Tratta dall’autobiografia di Solomon Northup, la pellicola narra gli anni del suo periodo di schiavitù, dall’improvviso rapimento fino al ritorno in libertà. Ci si poteva aspettare, anche stavolta, che lo sguardo del regista fosse concentrato quasi esclusivamente sul protagonista, e che il racconto ne mantenesse il punto di vista in maniera salda e costante. Ciò che vediamo, invece, è una progressiva apertura nei confronti di altri personaggi, almeno due, che conferiscono al film un respiro del tutto inedito rispetto alle opere precedenti del cineasta. Il primo, interpretato da un ottimo Michael Fassbender, è Edwin Epps, proprietario della piantagione di cotone in cui Solomon trascorrerà la maggior parte dei suoi anni di segregazione. Fervente cattolico, spietato e ossessionato da una giovane donna, anch’essa schiava, rappresenta e sintetizza la visione del regista riguardo lo spirito del tempo e la cultura americana dominante nell’Ottocento, fondata quasi esclusivamente sul profitto e sull’agognata proprietà, anche umana. Un carattere forse troppo estremo e quasi stereotipato, ma obiettivamente funzionale e necessario per incarnare l’antagonista di Solomon. Più interessante il secondo personaggio, Patsey, la ragazza per la quale Edwin perde la testa: giunta al culmine delle sofferenze, tanto da chiedere a Solomon un disperato ed estremo soccorso, è la figura catartica grazie a cui il protagonista comprende in pieno l’aberrazione dello schiavismo, che fino all’incontro con lei aveva imparato a sopportare, sopravvivendo in un intelligente e salvifico silenzio.

Dunque, un rapporto triadico (Solomon, Edwin e Patsey) per riflettere su uno dei più grandi mali della Storia. Forse, un solo punto di vista non sarebbe stato così incisivo e disturbante. C’è, però, un elemento di continuità nel cinema di McQueen: se la storia in sé non riesce a sorprendere come avrebbe dovuto, la regia risulta, ancora una volta, assolutamente impeccabile. Fin dalle prime sequenze si riconosce la mano di un vero maestro, perché il repertorio delle soluzioni tecniche ed espressive adottate è davvero sterminato: dai piani sequenza ai giochi di prospettiva, dai virtuosi movimenti di macchina all’attenzione ai dettagli, il film genera e offre un autentico piacere visivo.
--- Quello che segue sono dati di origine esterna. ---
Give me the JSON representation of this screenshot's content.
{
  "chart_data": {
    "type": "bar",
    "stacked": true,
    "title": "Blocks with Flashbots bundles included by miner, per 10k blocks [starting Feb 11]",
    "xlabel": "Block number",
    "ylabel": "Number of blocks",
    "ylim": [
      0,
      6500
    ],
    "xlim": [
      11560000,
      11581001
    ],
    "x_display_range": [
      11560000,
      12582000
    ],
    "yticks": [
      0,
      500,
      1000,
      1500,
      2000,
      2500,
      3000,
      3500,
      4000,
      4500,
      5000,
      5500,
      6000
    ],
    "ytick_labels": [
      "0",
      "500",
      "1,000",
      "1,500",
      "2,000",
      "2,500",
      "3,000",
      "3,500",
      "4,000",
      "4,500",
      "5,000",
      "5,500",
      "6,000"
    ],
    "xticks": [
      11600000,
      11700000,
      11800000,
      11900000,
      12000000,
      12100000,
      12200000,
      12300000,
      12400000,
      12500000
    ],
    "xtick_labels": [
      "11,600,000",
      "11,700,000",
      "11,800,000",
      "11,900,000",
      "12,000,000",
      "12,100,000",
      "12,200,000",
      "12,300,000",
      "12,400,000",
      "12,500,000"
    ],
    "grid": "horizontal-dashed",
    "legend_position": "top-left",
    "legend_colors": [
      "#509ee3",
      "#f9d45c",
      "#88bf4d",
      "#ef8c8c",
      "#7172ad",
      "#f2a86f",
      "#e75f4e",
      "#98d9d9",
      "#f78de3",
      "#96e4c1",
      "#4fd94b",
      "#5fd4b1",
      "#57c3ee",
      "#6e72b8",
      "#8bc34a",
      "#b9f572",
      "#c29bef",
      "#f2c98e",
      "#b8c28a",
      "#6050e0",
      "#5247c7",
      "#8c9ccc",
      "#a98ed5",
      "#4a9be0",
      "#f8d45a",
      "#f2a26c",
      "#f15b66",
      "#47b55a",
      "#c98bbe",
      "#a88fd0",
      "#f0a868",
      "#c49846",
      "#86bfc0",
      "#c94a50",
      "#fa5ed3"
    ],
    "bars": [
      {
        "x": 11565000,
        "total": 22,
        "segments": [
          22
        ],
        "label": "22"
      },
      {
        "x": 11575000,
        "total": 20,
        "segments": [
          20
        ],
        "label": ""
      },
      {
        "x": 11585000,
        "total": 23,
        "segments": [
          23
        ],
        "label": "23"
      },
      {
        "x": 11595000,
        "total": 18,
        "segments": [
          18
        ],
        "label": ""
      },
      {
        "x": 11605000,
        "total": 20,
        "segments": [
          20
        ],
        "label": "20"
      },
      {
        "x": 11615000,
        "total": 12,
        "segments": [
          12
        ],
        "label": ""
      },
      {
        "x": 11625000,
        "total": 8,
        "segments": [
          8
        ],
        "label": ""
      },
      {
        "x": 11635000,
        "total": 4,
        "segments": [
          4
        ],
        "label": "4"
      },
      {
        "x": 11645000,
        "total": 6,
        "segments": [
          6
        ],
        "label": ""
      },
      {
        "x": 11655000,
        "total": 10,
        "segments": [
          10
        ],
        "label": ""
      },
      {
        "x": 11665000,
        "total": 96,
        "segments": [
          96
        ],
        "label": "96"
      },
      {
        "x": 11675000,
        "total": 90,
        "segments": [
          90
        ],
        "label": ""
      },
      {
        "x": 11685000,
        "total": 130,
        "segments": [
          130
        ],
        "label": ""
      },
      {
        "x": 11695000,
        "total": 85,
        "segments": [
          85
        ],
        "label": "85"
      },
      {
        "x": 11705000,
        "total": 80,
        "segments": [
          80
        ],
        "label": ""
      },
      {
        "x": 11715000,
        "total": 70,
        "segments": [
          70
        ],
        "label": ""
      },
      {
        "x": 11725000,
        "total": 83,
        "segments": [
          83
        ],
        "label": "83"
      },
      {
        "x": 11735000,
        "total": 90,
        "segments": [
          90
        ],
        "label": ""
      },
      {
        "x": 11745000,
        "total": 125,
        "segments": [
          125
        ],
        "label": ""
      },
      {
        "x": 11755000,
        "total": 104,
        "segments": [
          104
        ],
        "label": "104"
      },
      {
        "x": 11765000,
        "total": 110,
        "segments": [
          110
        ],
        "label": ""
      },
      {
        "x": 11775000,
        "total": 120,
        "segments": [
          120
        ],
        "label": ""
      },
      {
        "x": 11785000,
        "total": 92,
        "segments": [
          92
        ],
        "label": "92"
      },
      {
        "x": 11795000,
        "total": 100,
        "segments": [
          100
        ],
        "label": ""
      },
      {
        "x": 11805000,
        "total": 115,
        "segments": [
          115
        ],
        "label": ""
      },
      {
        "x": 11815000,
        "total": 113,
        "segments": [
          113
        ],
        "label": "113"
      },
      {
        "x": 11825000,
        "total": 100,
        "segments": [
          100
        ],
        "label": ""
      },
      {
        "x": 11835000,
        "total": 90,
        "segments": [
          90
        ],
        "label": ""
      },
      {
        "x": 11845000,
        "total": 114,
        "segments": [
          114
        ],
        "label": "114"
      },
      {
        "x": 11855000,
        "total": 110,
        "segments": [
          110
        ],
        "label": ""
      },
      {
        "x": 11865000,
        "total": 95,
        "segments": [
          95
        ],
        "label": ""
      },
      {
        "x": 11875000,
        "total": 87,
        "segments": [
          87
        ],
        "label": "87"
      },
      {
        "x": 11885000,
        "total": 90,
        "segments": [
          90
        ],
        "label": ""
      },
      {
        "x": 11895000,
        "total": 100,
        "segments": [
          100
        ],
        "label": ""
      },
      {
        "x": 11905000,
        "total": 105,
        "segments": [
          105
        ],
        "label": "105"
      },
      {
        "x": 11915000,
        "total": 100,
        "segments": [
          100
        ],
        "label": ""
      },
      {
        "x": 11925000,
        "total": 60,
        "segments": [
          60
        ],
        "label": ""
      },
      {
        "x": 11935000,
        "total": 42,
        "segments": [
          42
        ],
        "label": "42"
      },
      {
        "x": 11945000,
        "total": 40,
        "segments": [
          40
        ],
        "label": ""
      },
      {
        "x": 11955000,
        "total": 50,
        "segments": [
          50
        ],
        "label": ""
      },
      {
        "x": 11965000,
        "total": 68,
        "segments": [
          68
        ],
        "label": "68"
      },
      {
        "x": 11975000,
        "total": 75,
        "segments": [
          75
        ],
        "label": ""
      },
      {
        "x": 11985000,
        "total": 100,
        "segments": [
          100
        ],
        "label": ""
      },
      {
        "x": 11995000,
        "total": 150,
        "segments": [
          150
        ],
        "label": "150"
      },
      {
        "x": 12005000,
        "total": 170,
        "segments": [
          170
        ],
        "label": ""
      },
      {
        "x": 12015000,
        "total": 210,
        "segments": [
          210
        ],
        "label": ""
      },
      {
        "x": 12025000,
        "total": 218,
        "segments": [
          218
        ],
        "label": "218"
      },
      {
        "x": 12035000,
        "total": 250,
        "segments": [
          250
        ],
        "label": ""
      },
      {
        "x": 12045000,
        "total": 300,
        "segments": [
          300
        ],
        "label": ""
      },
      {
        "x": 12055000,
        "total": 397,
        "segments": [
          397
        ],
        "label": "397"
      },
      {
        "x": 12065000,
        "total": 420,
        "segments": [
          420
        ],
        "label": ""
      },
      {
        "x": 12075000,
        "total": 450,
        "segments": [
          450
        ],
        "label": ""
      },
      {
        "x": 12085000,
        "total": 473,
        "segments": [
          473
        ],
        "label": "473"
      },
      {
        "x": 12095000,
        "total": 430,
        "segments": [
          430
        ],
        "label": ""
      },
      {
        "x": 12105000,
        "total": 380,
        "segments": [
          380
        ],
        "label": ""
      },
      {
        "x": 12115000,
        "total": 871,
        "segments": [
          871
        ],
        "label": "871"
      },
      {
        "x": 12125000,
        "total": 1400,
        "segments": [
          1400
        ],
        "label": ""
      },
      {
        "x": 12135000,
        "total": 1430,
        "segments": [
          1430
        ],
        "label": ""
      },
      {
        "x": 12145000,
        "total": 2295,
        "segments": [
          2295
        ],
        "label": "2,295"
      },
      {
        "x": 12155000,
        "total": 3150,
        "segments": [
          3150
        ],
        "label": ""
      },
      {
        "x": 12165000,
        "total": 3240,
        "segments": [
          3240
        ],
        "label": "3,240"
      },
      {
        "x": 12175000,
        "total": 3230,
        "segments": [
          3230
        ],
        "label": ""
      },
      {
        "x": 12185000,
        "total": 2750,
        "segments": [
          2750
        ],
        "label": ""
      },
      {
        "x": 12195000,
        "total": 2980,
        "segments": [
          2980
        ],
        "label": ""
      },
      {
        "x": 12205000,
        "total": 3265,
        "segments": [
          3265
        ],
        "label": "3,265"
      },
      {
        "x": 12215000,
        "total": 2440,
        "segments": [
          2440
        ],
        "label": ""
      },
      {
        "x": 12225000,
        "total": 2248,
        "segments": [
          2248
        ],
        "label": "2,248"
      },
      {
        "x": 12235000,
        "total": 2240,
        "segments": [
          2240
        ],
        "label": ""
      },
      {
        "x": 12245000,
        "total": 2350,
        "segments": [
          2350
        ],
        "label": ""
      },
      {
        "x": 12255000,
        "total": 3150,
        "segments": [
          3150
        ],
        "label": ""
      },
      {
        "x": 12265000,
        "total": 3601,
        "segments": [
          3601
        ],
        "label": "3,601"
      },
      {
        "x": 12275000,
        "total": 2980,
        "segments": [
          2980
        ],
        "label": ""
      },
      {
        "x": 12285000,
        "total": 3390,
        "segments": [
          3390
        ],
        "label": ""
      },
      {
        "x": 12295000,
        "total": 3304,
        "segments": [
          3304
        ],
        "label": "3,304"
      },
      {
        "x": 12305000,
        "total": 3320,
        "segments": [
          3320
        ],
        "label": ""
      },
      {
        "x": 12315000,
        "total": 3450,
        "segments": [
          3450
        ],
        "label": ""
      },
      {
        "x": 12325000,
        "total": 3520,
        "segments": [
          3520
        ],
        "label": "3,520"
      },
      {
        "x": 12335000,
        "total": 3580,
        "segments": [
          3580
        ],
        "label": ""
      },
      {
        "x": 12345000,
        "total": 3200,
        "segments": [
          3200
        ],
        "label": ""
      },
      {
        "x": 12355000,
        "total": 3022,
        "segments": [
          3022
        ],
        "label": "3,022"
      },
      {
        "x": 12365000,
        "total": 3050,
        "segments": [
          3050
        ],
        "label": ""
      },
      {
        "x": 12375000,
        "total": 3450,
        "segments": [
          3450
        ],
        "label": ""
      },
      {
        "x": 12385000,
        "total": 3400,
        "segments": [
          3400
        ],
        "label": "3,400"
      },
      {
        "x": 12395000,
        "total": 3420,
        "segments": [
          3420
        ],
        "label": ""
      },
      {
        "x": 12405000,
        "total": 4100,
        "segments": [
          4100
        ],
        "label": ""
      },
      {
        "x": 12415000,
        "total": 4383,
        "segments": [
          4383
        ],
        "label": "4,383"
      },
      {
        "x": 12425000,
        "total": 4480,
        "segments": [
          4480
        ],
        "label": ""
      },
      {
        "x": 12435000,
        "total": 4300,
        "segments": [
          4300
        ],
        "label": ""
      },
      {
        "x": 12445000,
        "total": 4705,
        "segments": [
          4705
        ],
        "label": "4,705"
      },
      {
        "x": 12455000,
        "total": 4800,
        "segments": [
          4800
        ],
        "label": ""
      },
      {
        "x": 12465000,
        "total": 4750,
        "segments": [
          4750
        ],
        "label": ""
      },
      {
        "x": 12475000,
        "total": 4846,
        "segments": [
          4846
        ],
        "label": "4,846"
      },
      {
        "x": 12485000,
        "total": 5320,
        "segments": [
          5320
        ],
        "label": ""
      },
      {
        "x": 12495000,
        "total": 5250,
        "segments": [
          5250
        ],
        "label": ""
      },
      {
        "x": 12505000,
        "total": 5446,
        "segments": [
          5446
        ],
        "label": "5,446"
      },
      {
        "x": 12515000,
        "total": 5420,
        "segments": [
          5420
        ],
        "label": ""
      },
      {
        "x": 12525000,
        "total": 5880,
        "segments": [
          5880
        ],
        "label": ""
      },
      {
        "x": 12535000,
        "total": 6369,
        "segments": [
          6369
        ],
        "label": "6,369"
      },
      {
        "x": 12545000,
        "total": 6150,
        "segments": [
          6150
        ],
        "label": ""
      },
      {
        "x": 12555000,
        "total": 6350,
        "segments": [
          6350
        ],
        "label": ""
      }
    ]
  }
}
Una grandissima attenzione è riservata a ciò che il regista potrebbe mostrare e invece sceglie di nascondere – si pensi alle scende di violenza – provocando un’inesorabile quanto empatica collaborazione con lo spettatore. Una grande novità, per quanto riguarda il cinema del regista americano, sono le scene corali, coinvolgenti e perfette, che aiutano a dare l’idea di una comunità nella quale convivono oppressori e oppressi. Candidato agli Oscar con ben nove nomination, 12 anni schiavo è accompagnato dalla colonna sonora di Hans Zimmer, che ha scelto di agire per sottrazione musicando ben poche scene, con brani che, purtroppo, sembrano mancare di originalità somigliando a una variazione sul tema del sountrack di Inception.


(1) Reader Comment

  1. complimenti per la recensione, davvero ben scritta e completa. Invoglia ad andare a vedere il film!